Coupe sous costale, notez la différence de taille du défaut de coaptation trcisupide entre les deux cycles :

Suites à vos commentaires, je pense qu’il y a deux lectures possible :

La première est celle l’IT organique sévère, qui serait responsable de la surcharge volumique VD. La valve antérieure est épaissie, et il existe une petite restriction systolique du fait de la dilatation. L’analyse de la fonction VD devient périlleuse, comme le souligne notre requin blanc du grand large. Pourtant, c’est sur cette analyse, en echo et en IRM, que repose les indications opératoires des fuites tricuspides dites “isolées”, c’est à dire sans valvulopathie gauche.

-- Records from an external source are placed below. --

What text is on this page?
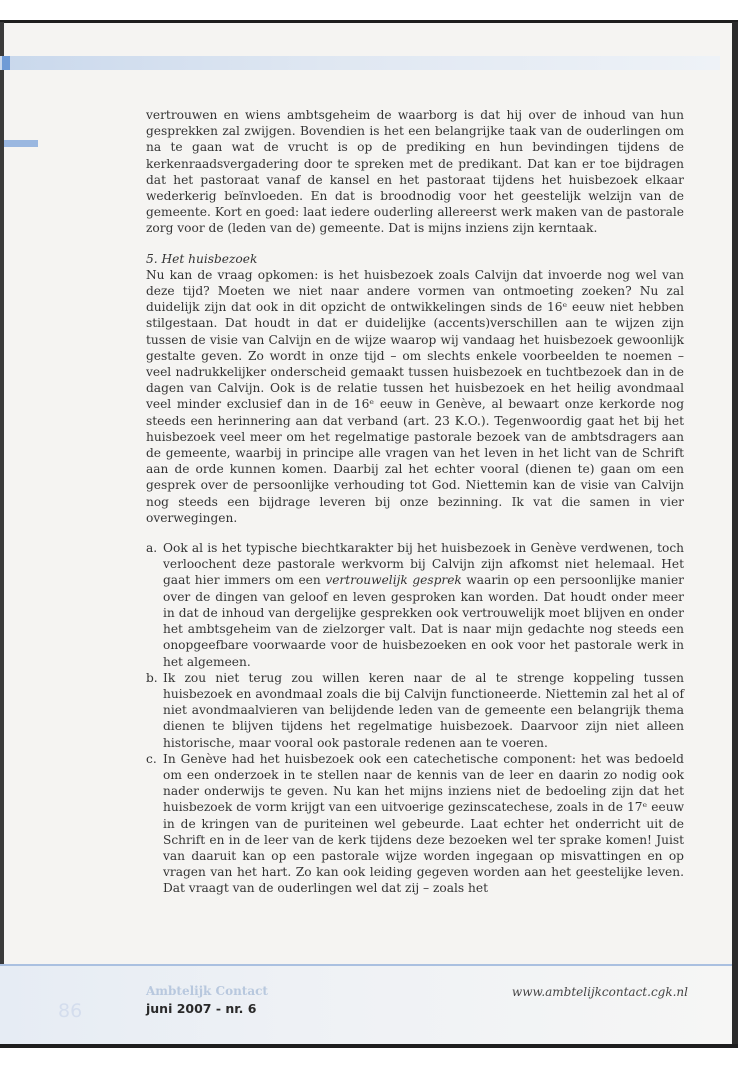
vertrouwen en wiens ambtsgeheim de waarborg is dat hij over de inhoud van hun gesprekken zal zwijgen. Bovendien is het een belangrijke taak van de ouderlingen om na te gaan wat de vrucht is op de prediking en hun bevindingen tijdens de kerkenraadsvergadering door te spreken met de predikant. Dat kan er toe bijdragen dat het pastoraat vanaf de kansel en het pastoraat tijdens het huisbezoek elkaar wederkerig beïnvloeden. En dat is broodnodig voor het geestelijk welzijn van de gemeente. Kort en goed: laat iedere ouderling allereerst werk maken van de pastorale zorg voor de (leden van de) gemeente. Dat is mijns inziens zijn kerntaak.

5. Het huisbezoek

Nu kan de vraag opkomen: is het huisbezoek zoals Calvijn dat invoerde nog wel van deze tijd? Moeten we niet naar andere vormen van ontmoeting zoeken? Nu zal duidelijk zijn dat ook in dit opzicht de ontwikkelingen sinds de 16ᵉ eeuw niet hebben stilgestaan. Dat houdt in dat er duidelijke (accents)verschillen aan te wijzen zijn tussen de visie van Calvijn en de wijze waarop wij vandaag het huisbezoek gewoonlijk gestalte geven. Zo wordt in onze tijd – om slechts enkele voorbeelden te noemen – veel nadrukkelijker onderscheid gemaakt tussen huisbezoek en tuchtbezoek dan in de dagen van Calvijn. Ook is de relatie tussen het huisbezoek en het heilig avondmaal veel minder exclusief dan in de 16ᵉ eeuw in Genève, al bewaart onze kerkorde nog steeds een herinnering aan dat verband (art. 23 K.O.). Tegenwoordig gaat het bij het huisbezoek veel meer om het regelmatige pastorale bezoek van de ambtsdragers aan de gemeente, waarbij in principe alle vragen van het leven in het licht van de Schrift aan de orde kunnen komen. Daarbij zal het echter vooral (dienen te) gaan om een gesprek over de persoonlijke verhouding tot God. Niettemin kan de visie van Calvijn nog steeds een bijdrage leveren bij onze bezinning. Ik vat die samen in vier overwegingen.

a. Ook al is het typische biechtkarakter bij het huisbezoek in Genève verdwenen, toch verloochent deze pastorale werkvorm bij Calvijn zijn afkomst niet helemaal. Het gaat hier immers om een vertrouwelijk gesprek waarin op een persoonlijke manier over de dingen van geloof en leven gesproken kan worden. Dat houdt onder meer in dat de inhoud van dergelijke gesprekken ook vertrouwelijk moet blijven en onder het ambtsgeheim van de zielzorger valt. Dat is naar mijn gedachte nog steeds een onopgeefbare voorwaarde voor de huisbezoeken en ook voor het pastorale werk in het algemeen.
b. Ik zou niet terug zou willen keren naar de al te strenge koppeling tussen huisbezoek en avondmaal zoals die bij Calvijn functioneerde. Niettemin zal het al of niet avondmaalvieren van belijdende leden van de gemeente een belangrijk thema dienen te blijven tijdens het regelmatige huisbezoek. Daarvoor zijn niet alleen historische, maar vooral ook pastorale redenen aan te voeren.
c. In Genève had het huisbezoek ook een catechetische component: het was bedoeld om een onderzoek in te stellen naar de kennis van de leer en daarin zo nodig ook nader onderwijs te geven. Nu kan het mijns inziens niet de bedoeling zijn dat het huisbezoek de vorm krijgt van een uitvoerige gezinscatechese, zoals in de 17ᵉ eeuw in de kringen van de puriteinen wel gebeurde. Laat echter het onderricht uit de Schrift en in de leer van de kerk tijdens deze bezoeken wel ter sprake komen! Juist van daaruit kan op een pastorale wijze worden ingegaan op misvattingen en op vragen van het hart. Zo kan ook leiding gegeven worden aan het geestelijke leven. Dat vraagt van de ouderlingen wel dat zij – zoals het
86
Ambtelijk Contact
juni 2007 - nr. 6
www.ambtelijkcontact.cgk.nl
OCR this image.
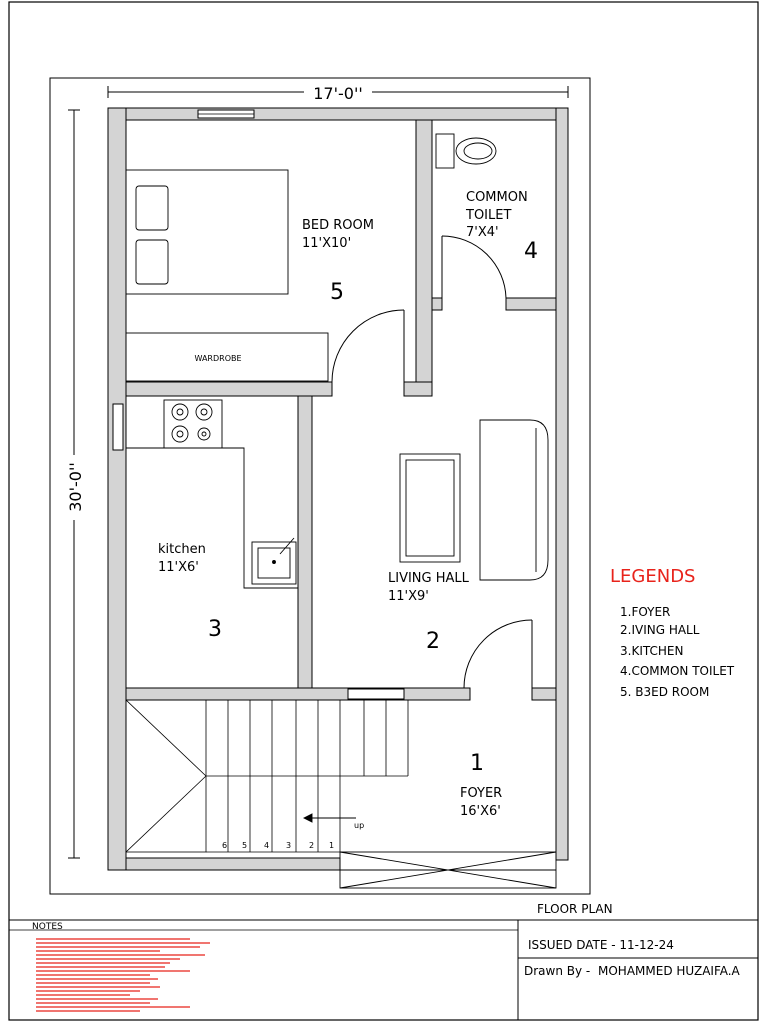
17'-0''
30'-0''
WARDROBE
BED ROOM
11'X10'
5
COMMON
TOILET
7'X4'
4
kitchen
11'X6'
3
LIVING HALL
11'X9'
2
up
6 5 4 3 2 1
1
FOYER
16'X6'
LEGENDS
1.FOYER
2.IVING HALL
3.KITCHEN
4.COMMON TOILET
5. B3ED ROOM
FLOOR PLAN
NOTES
ISSUED DATE - 11-12-24
Drawn By - MOHAMMED HUZAIFA.A
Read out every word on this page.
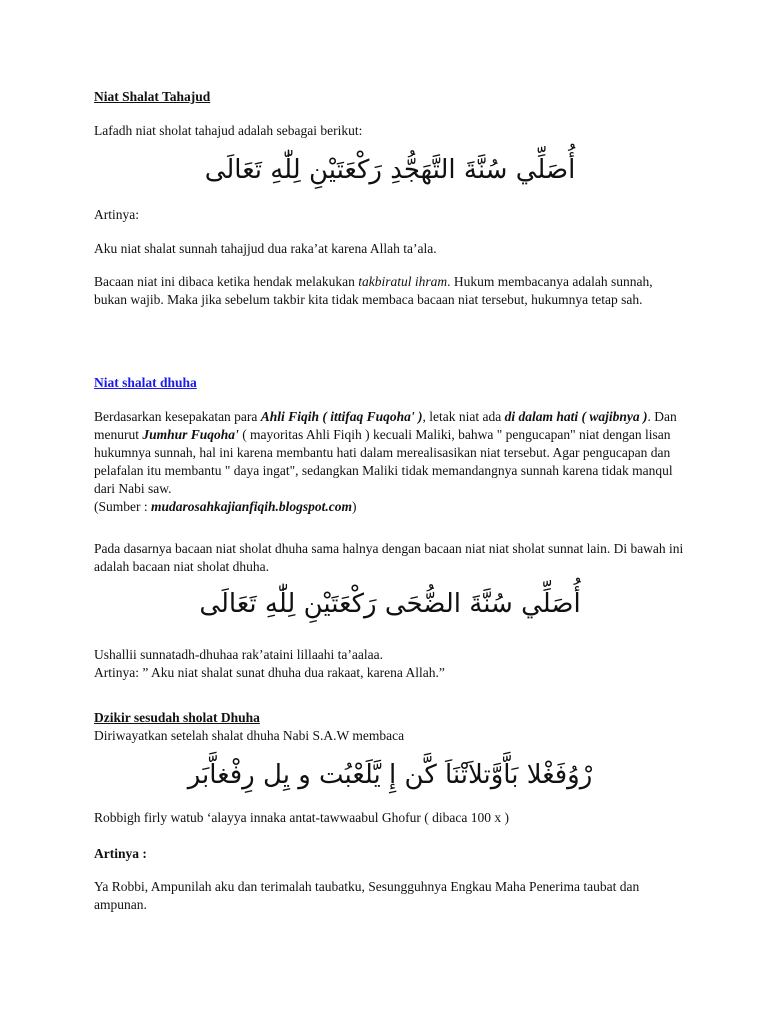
Niat Shalat Tahajud

Lafadh niat sholat tahajud adalah sebagai berikut:

أُصَلِّي سُنَّةَ التَّهَجُّدِ رَكْعَتَيْنِ لِلّٰهِ تَعَالَى

Artinya:

Aku niat shalat sunnah tahajjud dua raka’at karena Allah ta’ala.

Bacaan niat ini dibaca ketika hendak melakukan takbiratul ihram. Hukum membacanya adalah sunnah, bukan wajib. Maka jika sebelum takbir kita tidak membaca bacaan niat tersebut, hukumnya tetap sah.

Niat shalat dhuha

Berdasarkan kesepakatan para Ahli Fiqih ( ittifaq Fuqoha' ), letak niat ada di dalam hati ( wajibnya ). Dan menurut Jumhur Fuqoha' ( mayoritas Ahli Fiqih ) kecuali Maliki, bahwa " pengucapan" niat dengan lisan hukumnya sunnah, hal ini karena membantu hati dalam merealisasikan niat tersebut. Agar pengucapan dan pelafalan itu membantu " daya ingat", sedangkan Maliki tidak memandangnya sunnah karena tidak manqul dari Nabi saw.
(Sumber : mudarosahkajianfiqih.blogspot.com)

Pada dasarnya bacaan niat sholat dhuha sama halnya dengan bacaan niat niat sholat sunnat lain. Di bawah ini adalah bacaan niat sholat dhuha.

أُصَلِّي سُنَّةَ الضُّحَى رَكْعَتَيْنِ لِلّٰهِ تَعَالَى

Ushallii sunnatadh-dhuhaa rak’ataini lillaahi ta’aalaa.

Artinya: ” Aku niat shalat sunat dhuha dua rakaat, karena Allah.”

Dzikir sesudah sholat Dhuha

Diriwayatkan setelah shalat dhuha Nabi S.A.W membaca

رْوُفَغْلا بَاَّوَّتلاَتْنَاَ كَّن إِ يَّلَعْبُت و يِل رِفْغاَّبَر

Robbigh firly watub ‘alayya innaka antat-tawwaabul Ghofur ( dibaca 100 x )

Artinya :

Ya Robbi, Ampunilah aku dan terimalah taubatku, Sesungguhnya Engkau Maha Penerima taubat dan ampunan.
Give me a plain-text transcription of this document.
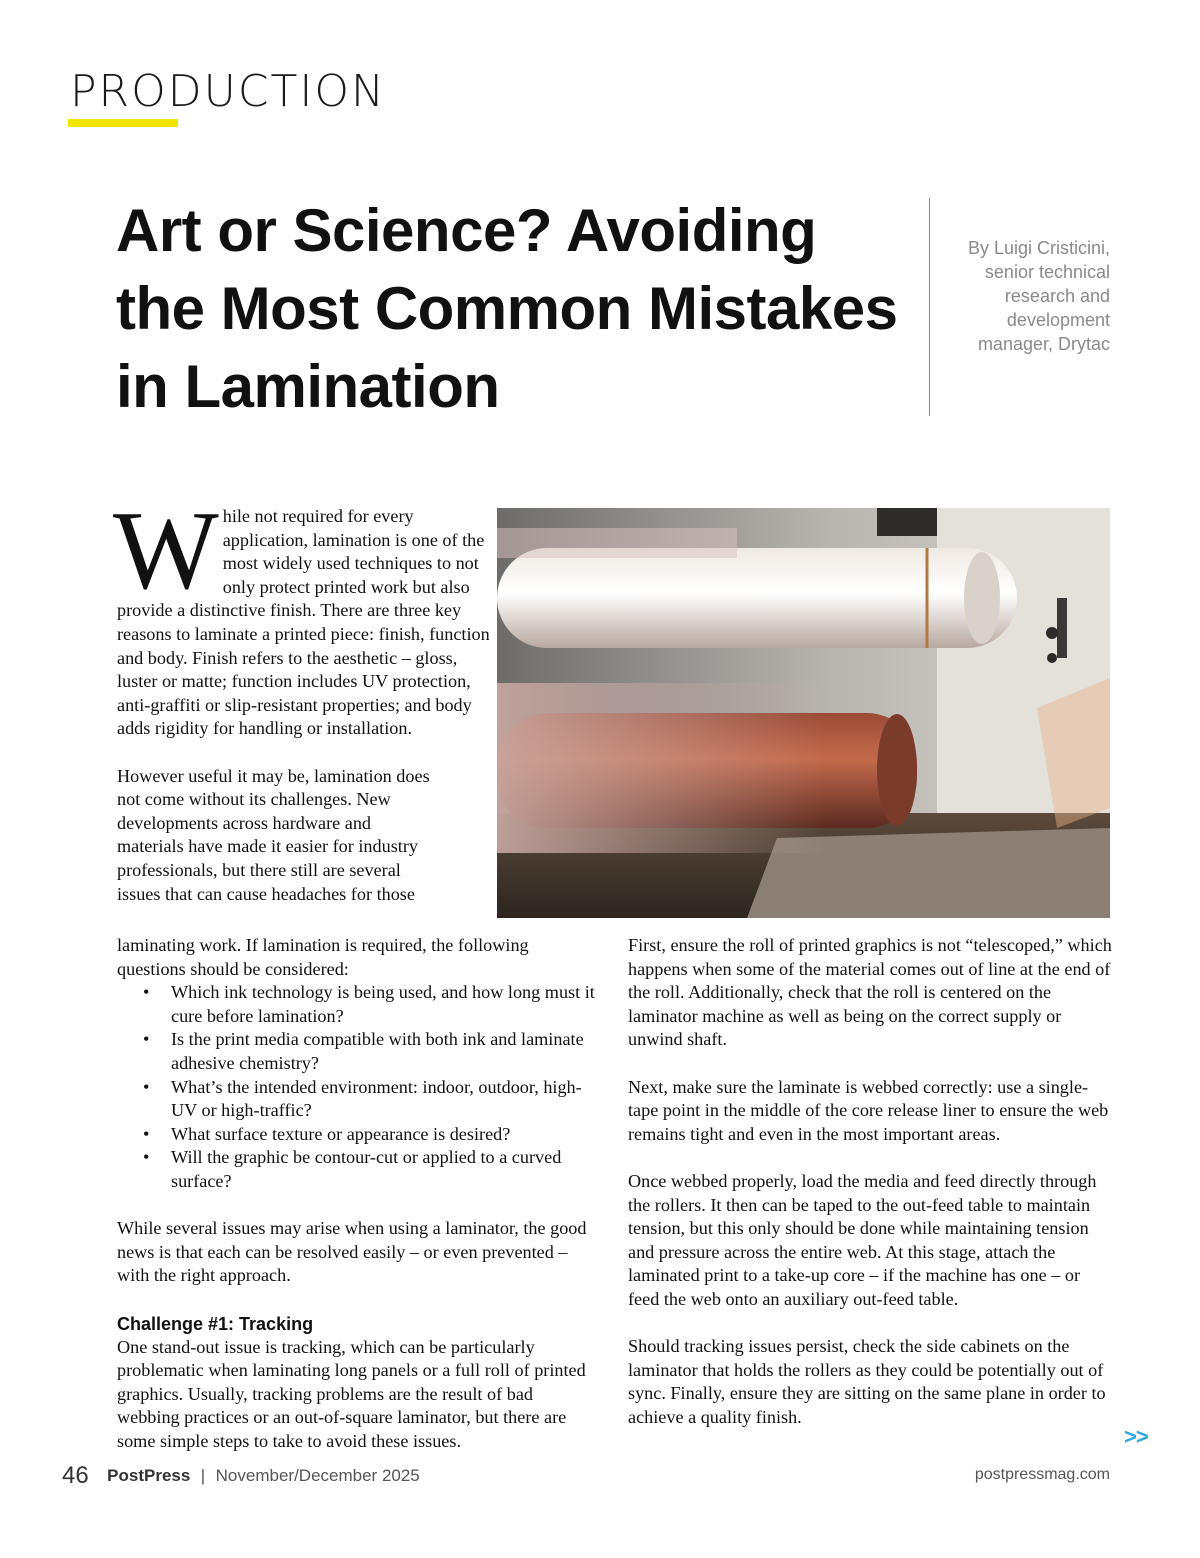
PRODUCTION
Art or Science? Avoiding the Most Common Mistakes in Lamination
By Luigi Cristicini,
senior technical
research and
development
manager, Drytac

While not required for every application, lamination is one of the most widely used techniques to not only protect printed work but also provide a distinctive finish. There are three key reasons to laminate a printed piece: finish, function and body. Finish refers to the aesthetic – gloss, luster or matte; function includes UV protection, anti-graffiti or slip-resistant properties; and body adds rigidity for handling or installation.

However useful it may be, lamination does not come without its challenges. New developments across hardware and materials have made it easier for industry professionals, but there still are several issues that can cause headaches for those

laminating work. If lamination is required, the following questions should be considered:

• Which ink technology is being used, and how long must it cure before lamination?
• Is the print media compatible with both ink and laminate adhesive chemistry?
• What’s the intended environment: indoor, outdoor, high-UV or high-traffic?
• What surface texture or appearance is desired?
• Will the graphic be contour-cut or applied to a curved surface?

While several issues may arise when using a laminator, the good news is that each can be resolved easily – or even prevented – with the right approach.

Challenge #1: Tracking

One stand-out issue is tracking, which can be particularly problematic when laminating long panels or a full roll of printed graphics. Usually, tracking problems are the result of bad webbing practices or an out-of-square laminator, but there are some simple steps to take to avoid these issues.

First, ensure the roll of printed graphics is not “telescoped,” which happens when some of the material comes out of line at the end of the roll. Additionally, check that the roll is centered on the laminator machine as well as being on the correct supply or unwind shaft.

Next, make sure the laminate is webbed correctly: use a single-tape point in the middle of the core release liner to ensure the web remains tight and even in the most important areas.

Once webbed properly, load the media and feed directly through the rollers. It then can be taped to the out-feed table to maintain tension, but this only should be done while maintaining tension and pressure across the entire web. At this stage, attach the laminated print to a take-up core – if the machine has one – or feed the web onto an auxiliary out-feed table.

Should tracking issues persist, check the side cabinets on the laminator that holds the rollers as they could be potentially out of sync. Finally, ensure they are sitting on the same plane in order to achieve a quality finish.

>>
46 PostPress | November/December 2025	postpressmag.com
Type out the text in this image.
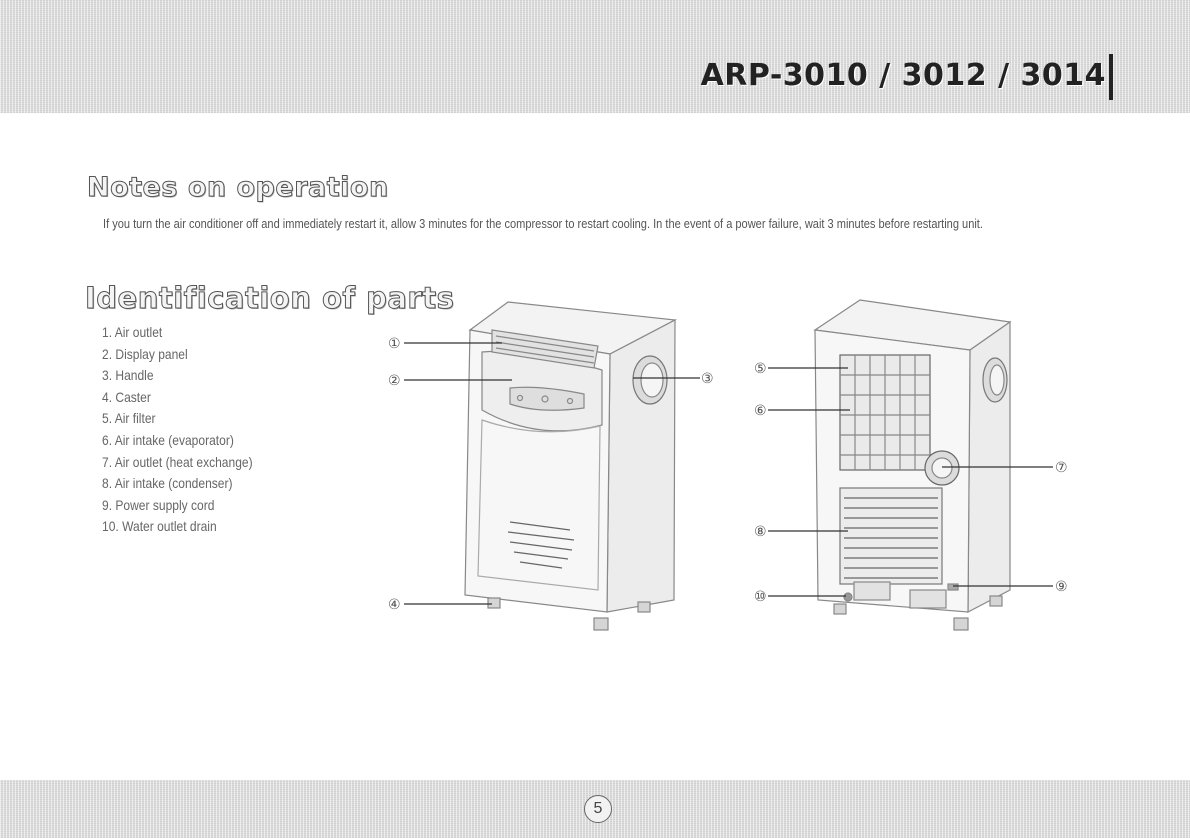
ARP-3010 / 3012 / 3014
Notes on operation

If you turn the air conditioner off and immediately restart it, allow 3 minutes for the compressor to restart cooling. In the event of a power failure, wait 3 minutes before restarting unit.

Identification of parts
1. Air outlet
2. Display panel
3. Handle
4. Caster
5. Air filter
6. Air intake (evaporator)
7. Air outlet (heat exchange)
8. Air intake (condenser)
9. Power supply cord
10. Water outlet drain
①
②	③
④
⑤
⑥
⑦
⑧
⑨
⑩
5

L’autre lecture, qui me séduit plus, et celle de la dysfonction diastolique VD (avec une IT essentiellement fonctionnelle, par dilatation annulaire et restriction). Le VD est hypertrophié, il y a une HTAP chronique, et la fonction systolique est correcte. En revanche, la surcharge de volume que représente l’inspiration crée une augmentation rapide de pression, dilate le VD, et aggrave la fuite tricuspide.
Deux “preuves” (et un peu de mauvaise foi) : sur cette coupe TM en sous costale, l’inspiration entraine une inversion complète de la courbure septale sous l’effet du remplissage :

Suites à l’injection du scanner, (autre test d’augmentation de précharge), les cavités droites sont très dilatées, et refoulent le VG :

Un fonction systolique conservée, mais une incapacité à encaisser une surcharge de volume sans monter les pressions de remplissage, c’est une dysfonction diastolique. (Tout ce bordel pour reproduire un reflux hépato-jugulaire…)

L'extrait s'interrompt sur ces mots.